Business Report

GEPF and PIC's R510m land sale dispute heads to Supreme Court of Appeal

Loyiso Sidimba|Published

The dispute between the Government Employees Pension Fund, Isago @N12 Developments, and Isago Property Holdings over the sale of land in the Matlosana Local Municipality, through the Public Investment Corporation, is heading to the Supreme Court of Appeal.

Image: IOL / File

The legal battle over the sale of City of Matlosana land for R510 million funded by the Government Employees Pension Fund (GEPF) is now heading to the Supreme Court of Appeal (SCA).

The dispute relates to four agreements signed in November 2018 between the GEPF, acting through its agent, the Public Investment Corporation (PIC), and Isago @N12 Developments, and Isago Property Holdings for the acquisition of a 60% undivided share in land for a purchase price of R510m.

Among the deals concluded is one stating that Isago, the GEPF, and ENSAfrica, including an escrow agreement which provided that R306m of the purchase price for the land would be held in an escrow account administered by the law firm, with the accrued interest to be paid to Isago upon a release notice duly executed by the fund.

The sale of the land to Isago by the City of Matlosana in October 2007 was structured to transfer a tract of land, which is about 1.124 hectares along the N12 highway, for development, and the municipality retained control over the project’s progression. GEPF viewed the 2018 sale of the immovable property as unlawful and irrational.

The fund said Isago purchased the land from the City of Matlosana in 2009 under an agreement that required the company to develop it and prohibited its sale to third parties except under specified conditions.

In addition, the GEPF insisted that its decision to purchase was based on incorrect information provided to the PIC, which is that necessary township approvals were not in place and that the valuation of the property was fundamentally flawed.

In September last year, the North West High Court ordered that ENSAfrica be interdicted from disbursing any further interest payments to Isago pending the finalisation of the review application. Isago then filed an application for leave to appeal.

On Wednesday, Acting Judge Marion Wessels granted Isago leave to appeal to the SCA several orders in the long-running saga.

The orders include one in which the company’s conditional answering affidavit was disregarded, another dismissing its application for postponement, prohibiting it from bringing applications for leave to appeal until the proceedings are completed, and prohibiting it from appealing against that prohibition.

Additionally, Isago was granted leave to appeal the order restraining ENSAfrica from disbursing any further funds from the escrow account to the company, which effectively ceased monthly interest payments of about R2m.

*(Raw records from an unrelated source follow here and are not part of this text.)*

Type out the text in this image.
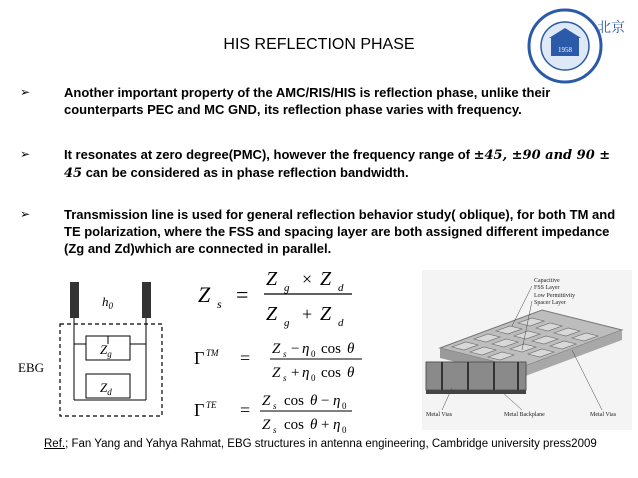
HIS REFLECTION PHASE	1958
北京
➢	Another important property of the AMC/RIS/HIS is reflection phase, unlike their counterparts PEC and MC GND, its reflection phase varies with frequency.
➢	It resonates at zero degree(PMC), however the frequency range of ±45, ±90 and 90 ±
45 can be considered as in phase reflection bandwidth.
➢	Transmission line is used for general reflection behavior study( oblique), for both TM and TE polarization, where the FSS and spacing layer are both assigned different impedance (Zg and Zd)which are connected in parallel.
$h_0$
$Z_g$
$Z_d$
EBG
Z s =
Z g × Z d
Z g + Z d
Γ TM = Z s − η 0 cos θ
Z s + η 0 cos θ
Γ TE = Z s cos θ − η 0
Z s cos θ + η 0
Capacitive
FSS Layer
Low Permittivity
Spacer Layer
Metal Vias	Metal Backplane	Metal Vias
Ref.; Fan Yang and Yahya Rahmat, EBG structures in antenna engineering, Cambridge university press2009
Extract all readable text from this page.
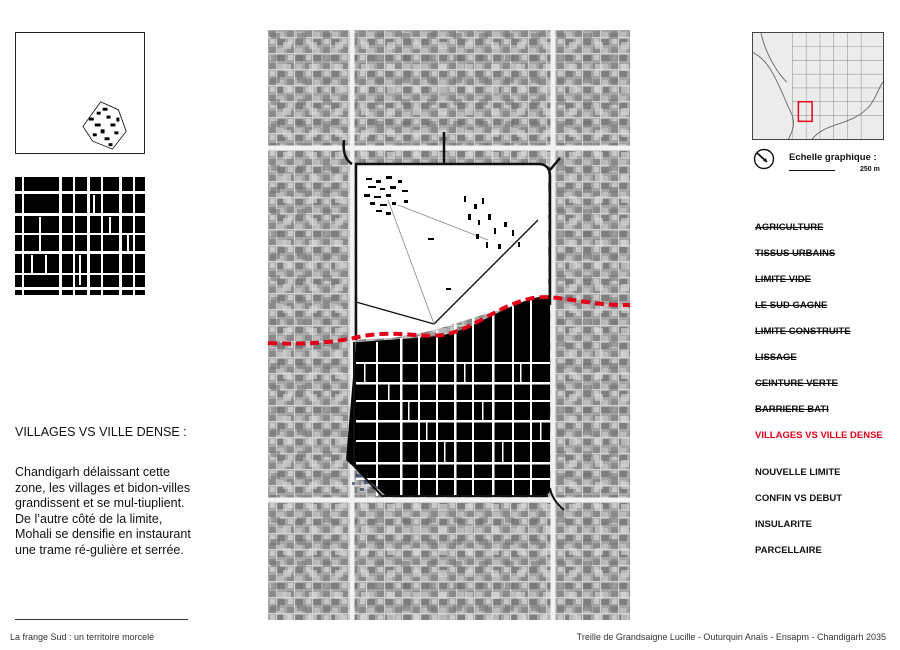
VILLAGES VS VILLE DENSE :
Chandigarh délaissant cette zone, les villages et bidon-villes grandissent et se mul-tiuplient. De l’autre côté de la limite, Mohali se densifie en instaurant une trame ré-gulière et serrée.
Echelle graphique :
250 m
AGRICULTURE
TISSUS URBAINS
LIMITE VIDE
LE SUD GAGNE
LIMITE CONSTRUITE
LISSAGE
CEINTURE VERTE
BARRIERE BATI
VILLAGES VS VILLE DENSE
NOUVELLE LIMITE
CONFIN VS DEBUT
INSULARITE
PARCELLAIRE
La frange Sud : un territoire morcelé	Treille de Grandsaigne Lucille - Outurquin Anaïs - Ensapm - Chandigarh 2035
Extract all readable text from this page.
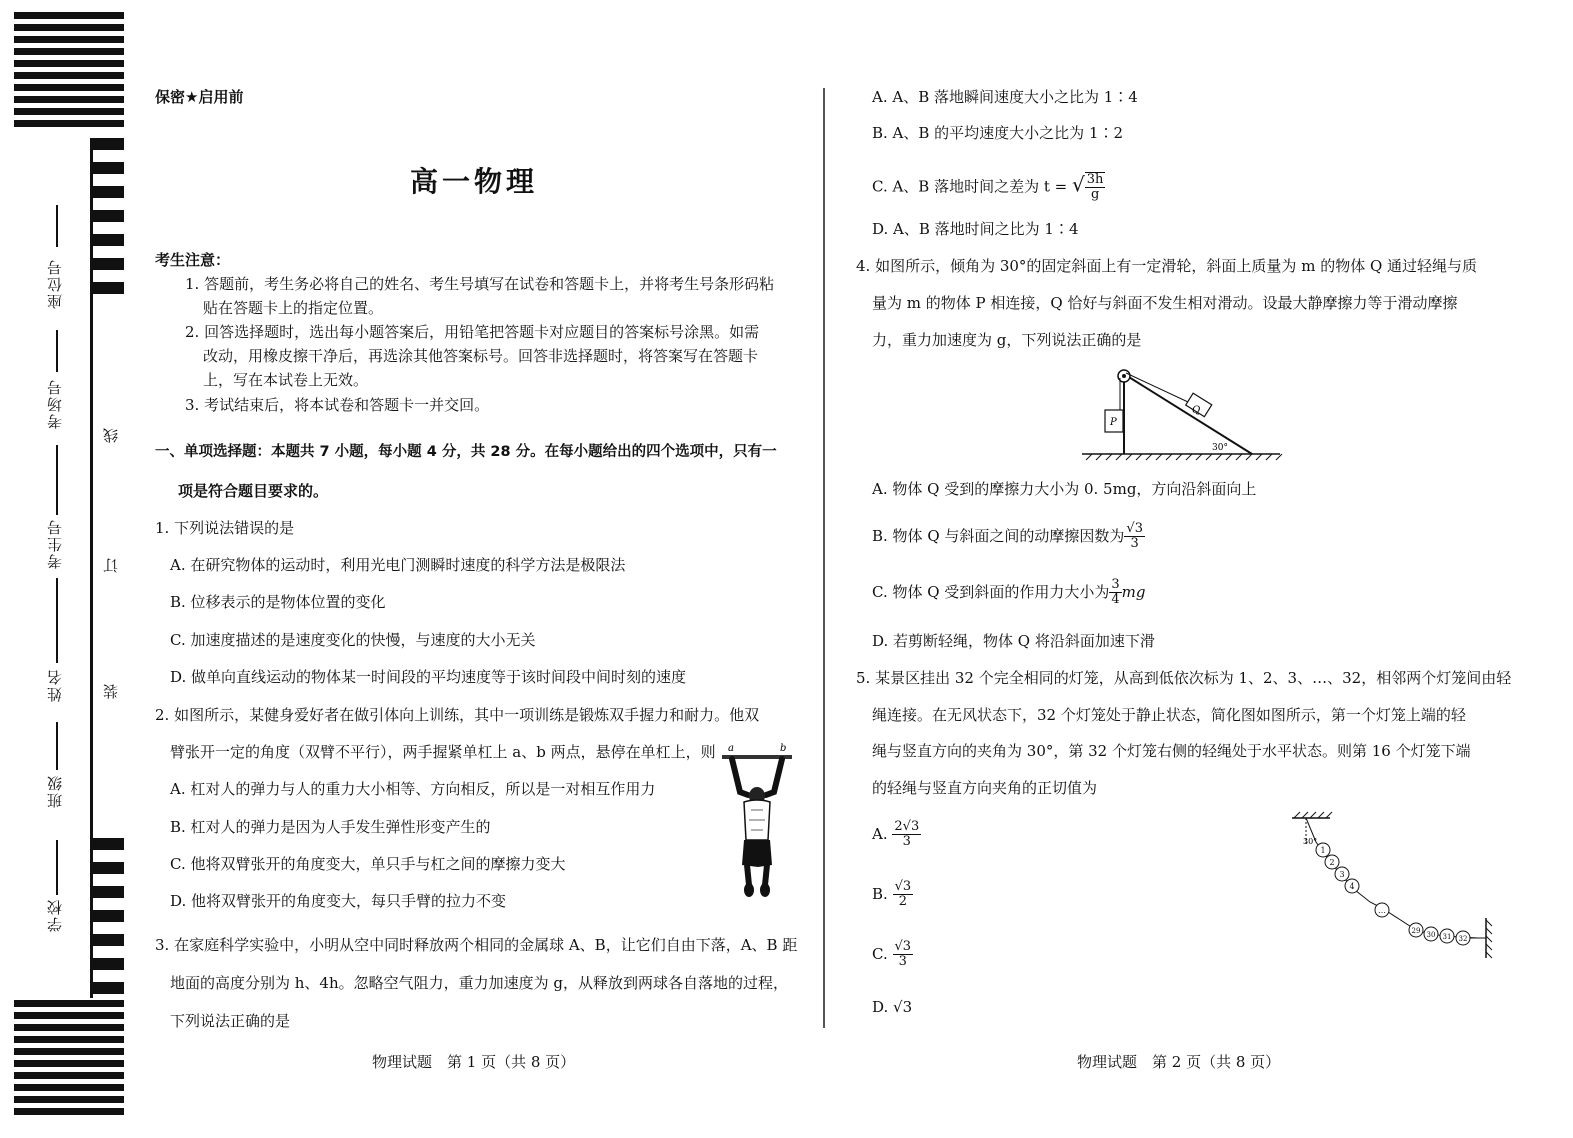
座位号
考场号
考生号
姓名
班级
学校
线
订
装
保密★启用前
高一物理
考生注意：
1. 答题前，考生务必将自己的姓名、考生号填写在试卷和答题卡上，并将考生号条形码粘
贴在答题卡上的指定位置。
2. 回答选择题时，选出每小题答案后，用铅笔把答题卡对应题目的答案标号涂黑。如需
改动，用橡皮擦干净后，再选涂其他答案标号。回答非选择题时，将答案写在答题卡
上，写在本试卷上无效。
3. 考试结束后，将本试卷和答题卡一并交回。
一、单项选择题：本题共 7 小题，每小题 4 分，共 28 分。在每小题给出的四个选项中，只有一
项是符合题目要求的。
1. 下列说法错误的是
A. 在研究物体的运动时，利用光电门测瞬时速度的科学方法是极限法
B. 位移表示的是物体位置的变化
C. 加速度描述的是速度变化的快慢，与速度的大小无关
D. 做单向直线运动的物体某一时间段的平均速度等于该时间段中间时刻的速度
2. 如图所示，某健身爱好者在做引体向上训练，其中一项训练是锻炼双手握力和耐力。他双
臂张开一定的角度（双臂不平行），两手握紧单杠上 a、b 两点，悬停在单杠上，则
A. 杠对人的弹力与人的重力大小相等、方向相反，所以是一对相互作用力
B. 杠对人的弹力是因为人手发生弹性形变产生的
C. 他将双臂张开的角度变大，单只手与杠之间的摩擦力变大
D. 他将双臂张开的角度变大，每只手臂的拉力不变
a	b
3. 在家庭科学实验中，小明从空中同时释放两个相同的金属球 A、B，让它们自由下落，A、B 距
地面的高度分别为 h、4h。忽略空气阻力，重力加速度为 g，从释放到两球各自落地的过程，
下列说法正确的是
物理试题　第 1 页（共 8 页）
A. A、B 落地瞬间速度大小之比为 1∶4
B. A、B 的平均速度大小之比为 1∶2
C. A、B 落地时间之差为 t = √ $\frac{3h}{g}$
D. A、B 落地时间之比为 1∶4
4. 如图所示，倾角为 30°的固定斜面上有一定滑轮，斜面上质量为 m 的物体 Q 通过轻绳与质
量为 m 的物体 P 相连接，Q 恰好与斜面不发生相对滑动。设最大静摩擦力等于滑动摩擦
力，重力加速度为 g，下列说法正确的是
P
Q
30°
A. 物体 Q 受到的摩擦力大小为 0. 5mg，方向沿斜面向上
B. 物体 Q 与斜面之间的动摩擦因数为 $\frac{√3}{3}$
C. 物体 Q 受到斜面的作用力大小为 $\frac{3}{4}$ mg
D. 若剪断轻绳，物体 Q 将沿斜面加速下滑
5. 某景区挂出 32 个完全相同的灯笼，从高到低依次标为 1、2、3、…、32，相邻两个灯笼间由轻
绳连接。在无风状态下，32 个灯笼处于静止状态，简化图如图所示，第一个灯笼上端的轻
绳与竖直方向的夹角为 30°，第 32 个灯笼右侧的轻绳处于水平状态。则第 16 个灯笼下端
的轻绳与竖直方向夹角的正切值为
A. $\frac{2√3}{3}$
B. $\frac{√3}{2}$
C. $\frac{√3}{3}$
D. √3
30°
1
2
3
4
…
29 30 31 32
物理试题　第 2 页（共 8 页）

GEPF has been ordered to produce certain documents within 10 days and provide an unredacted copy of the investment management agreement concluded in March 2022, as well as two addenda to the agreement entered into between the fund and the PIC in 2007, and the investment portfolio structure, risk parameters, benchmark, and fees.

The documents shall be provided subject to the confidentiality regime, which has been adopted as an order of court.

The judgment stated that, for the avoidance of doubt, parts of the draft non-disclosure agreement circulated by the GEPF in January this year are not part of the confidentiality regime and shall not be enforced.